A number of limitations of this study should be noted. The first limitation is a potential bias associated with the acclimation having been done on prostheses that were aligned using conventional methods, and not the Compas. This familiarization may have contributed to the participant’s preference for the Conventional alignment. As explained in the “Methods” section, this was done to prevent the prosthetist from being exposed and influenced by the Compas while doing the conventional alignment. For similar reasons, testing with the conventional alignment always preceded the Compas alignment; ideally, testing should have been randomized. The second and related limitation is that the participants were not blinded as to the alignment condition, since this would have required a much more complex protocol, including randomizing the order of testing and having different prosthetists perform the evaluation from those who performed the alignments. A third limitation relates to experience of the prosthetists in using the Compas system. While the prosthetists were provided with initial training on the use of the Compas, and they were also instructed to closely follow the manufacturer’s instructions during the study, they were not long-term users of the system. Although the Compas system is relatively straightforward to use, experience could play a role in the findings presented here.
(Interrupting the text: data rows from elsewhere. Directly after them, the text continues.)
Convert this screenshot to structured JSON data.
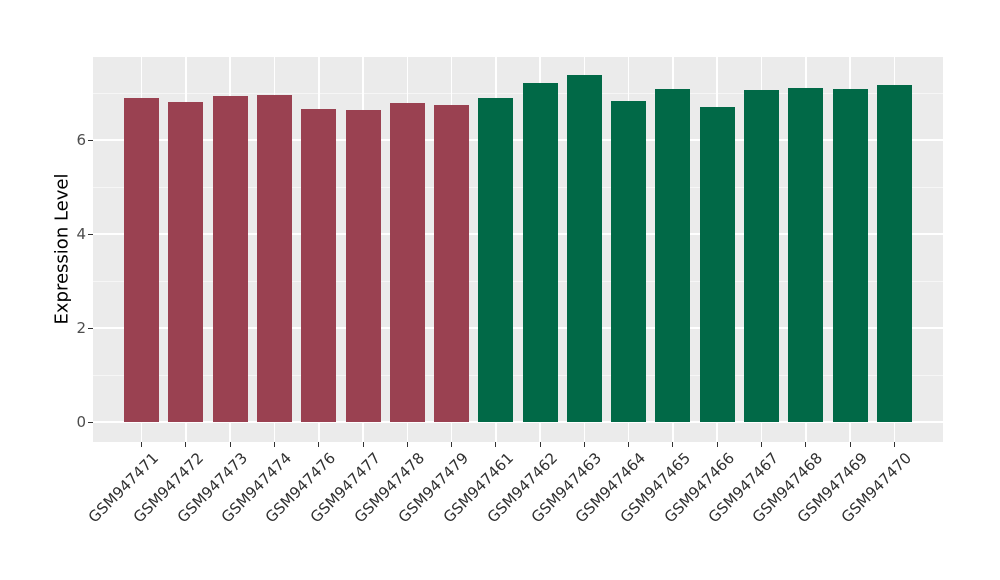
{
  "chart_data": {
    "type": "bar",
    "title": "",
    "xlabel": "",
    "ylabel": "Expression Level",
    "legend": "none",
    "grid": "on",
    "panel_background": "#EBEBEB",
    "grid_major_color": "#FFFFFF",
    "grid_minor_color": "rgba(255,255,255,0.55)",
    "axis_text_color": "#4d4d4d",
    "tick_color": "#333333",
    "yticks": [
      0,
      2,
      4,
      6
    ],
    "yticks_minor": [
      1,
      3,
      5,
      7
    ],
    "ylim": [
      0,
      7.77
    ],
    "group_colors": {
      "left_group": "#9A4151",
      "right_group": "#016947"
    },
    "categories": [
      "GSM947471",
      "GSM947472",
      "GSM947473",
      "GSM947474",
      "GSM947476",
      "GSM947477",
      "GSM947478",
      "GSM947479",
      "GSM947461",
      "GSM947462",
      "GSM947463",
      "GSM947464",
      "GSM947465",
      "GSM947466",
      "GSM947467",
      "GSM947468",
      "GSM947469",
      "GSM947470"
    ],
    "values": [
      6.9,
      6.81,
      6.93,
      6.96,
      6.67,
      6.64,
      6.79,
      6.75,
      6.9,
      7.21,
      7.38,
      6.82,
      7.08,
      6.71,
      7.06,
      7.1,
      7.08,
      7.16
    ],
    "bar_groups": [
      "left_group",
      "left_group",
      "left_group",
      "left_group",
      "left_group",
      "left_group",
      "left_group",
      "left_group",
      "right_group",
      "right_group",
      "right_group",
      "right_group",
      "right_group",
      "right_group",
      "right_group",
      "right_group",
      "right_group",
      "right_group"
    ]
  }
}
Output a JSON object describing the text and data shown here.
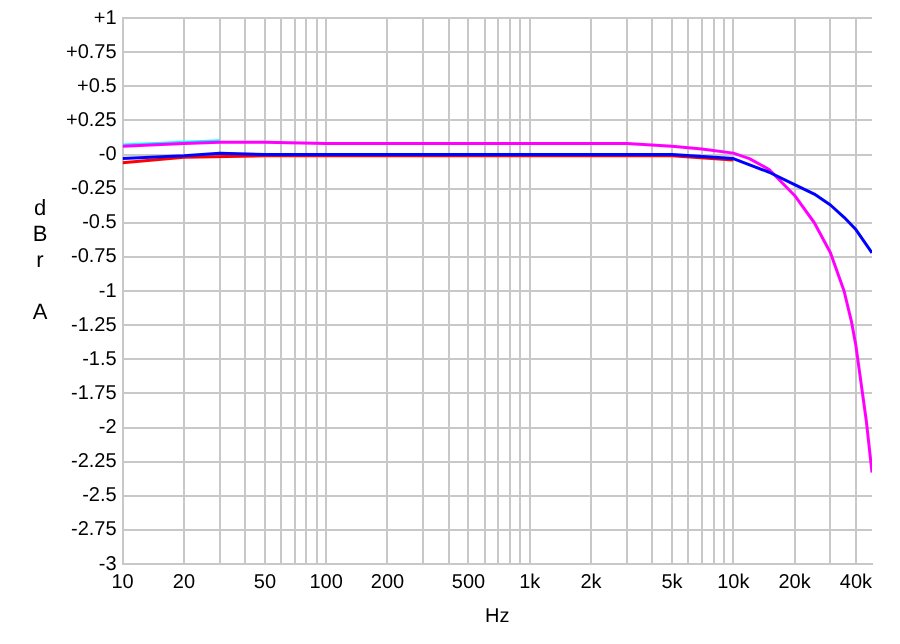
{
  "chart_data": {
    "type": "line",
    "xlabel": "Hz",
    "ylabel": "dBr A",
    "log": "x",
    "grid": true,
    "legend": false,
    "marker": "none",
    "line_style": "solid",
    "xlim": [
      10,
      48000
    ],
    "xticks": [
      10,
      20,
      {
        "value": 30,
        "label": null
      },
      {
        "value": 40,
        "label": null
      },
      50,
      {
        "value": 60,
        "label": null
      },
      {
        "value": 70,
        "label": null
      },
      {
        "value": 80,
        "label": null
      },
      {
        "value": 90,
        "label": null
      },
      100,
      200,
      {
        "value": 300,
        "label": null
      },
      {
        "value": 400,
        "label": null
      },
      500,
      {
        "value": 600,
        "label": null
      },
      {
        "value": 700,
        "label": null
      },
      {
        "value": 800,
        "label": null
      },
      {
        "value": 900,
        "label": null
      },
      {
        "value": 1000,
        "label": "1k"
      },
      {
        "value": 2000,
        "label": "2k"
      },
      {
        "value": 3000,
        "label": null
      },
      {
        "value": 4000,
        "label": null
      },
      {
        "value": 5000,
        "label": "5k"
      },
      {
        "value": 6000,
        "label": null
      },
      {
        "value": 7000,
        "label": null
      },
      {
        "value": 8000,
        "label": null
      },
      {
        "value": 9000,
        "label": null
      },
      {
        "value": 10000,
        "label": "10k"
      },
      {
        "value": 20000,
        "label": "20k"
      },
      {
        "value": 30000,
        "label": null
      },
      {
        "value": 40000,
        "label": "40k"
      }
    ],
    "ylim": [
      -3,
      1
    ],
    "yticks": [
      {
        "value": 1,
        "label": "+1"
      },
      {
        "value": 0.75,
        "label": "+0.75"
      },
      {
        "value": 0.5,
        "label": "+0.5"
      },
      {
        "value": 0.25,
        "label": "+0.25"
      },
      {
        "value": 0,
        "label": "-0"
      },
      -0.25,
      -0.5,
      -0.75,
      -1,
      -1.25,
      -1.5,
      -1.75,
      -2,
      -2.25,
      -2.5,
      -2.75,
      -3
    ],
    "series": [
      {
        "color": "#00ffff",
        "x": [
          10,
          20,
          30
        ],
        "values": [
          0.07,
          0.09,
          0.1
        ]
      },
      {
        "color": "#ff0000",
        "x": [
          10,
          20,
          50,
          100,
          1000,
          5000,
          10000
        ],
        "values": [
          -0.06,
          -0.02,
          -0.01,
          -0.01,
          -0.01,
          -0.01,
          -0.04
        ]
      },
      {
        "color": "#ff00ff",
        "x": [
          10,
          20,
          30,
          50,
          100,
          1000,
          3000,
          5000,
          7000,
          10000,
          12000,
          15000,
          20000,
          25000,
          30000,
          35000,
          38000,
          40000,
          45000,
          48000
        ],
        "values": [
          0.06,
          0.08,
          0.09,
          0.09,
          0.08,
          0.08,
          0.08,
          0.06,
          0.04,
          0.01,
          -0.03,
          -0.11,
          -0.3,
          -0.5,
          -0.72,
          -1.0,
          -1.22,
          -1.4,
          -1.95,
          -2.33
        ]
      },
      {
        "color": "#0000ff",
        "x": [
          10,
          20,
          30,
          50,
          100,
          1000,
          5000,
          10000,
          15000,
          20000,
          25000,
          30000,
          35000,
          40000,
          45000,
          48000
        ],
        "values": [
          -0.03,
          -0.01,
          0.01,
          0,
          0,
          0,
          0,
          -0.03,
          -0.13,
          -0.22,
          -0.29,
          -0.37,
          -0.46,
          -0.55,
          -0.66,
          -0.72
        ]
      }
    ]
  }
}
The final limitation is that the Compas instrument only makes recommendations about the angular alignment changes below the socket, and not at the ankle, whereas in practice adjustments are commonly performed at both below the socket and ankle levels. Future work should aim to control for these factors, as well as to examine the reproducibility of the procedure with Compas with the same technician, and between different technicians.
Conclusion
Determining optimal alignment based on the moments at the socket seems to have strong merit; however, more work may be needed to refine the databases that are used to drive the alignment process. While the instrument-assisted dynamic alignment technique using the Compas system resulted in slightly higher socket moments, the actual angular alignment changes were relative small, and differences were not perceivable by most of the amputees. In general, there was good agreement between the methods, suggesting the Compas may be a useful tool especially when a prosthetist may be having difficulties achieving a satisfactory alignment for their client, or less experienced prosthetists who are still developing their skills in performing dynamic alignments.
Footnotes
Acknowledgements
Thanks to Sunnybrook Centre for Independent Living (Sunny-brook Health Sciences Centre, Toronto, ON, Canada), for providing the facility and equipment for this article.
Author contribution
Caroline Chen is the main author to this article. Dr Jan Andrysek contributed to major review and editing.
Declaration of conflicting interests
The authors declare that there is no conflict of interest.
Funding
This research received no specific grant from any funding agency in the public, commercial, or not-for-profit sectors.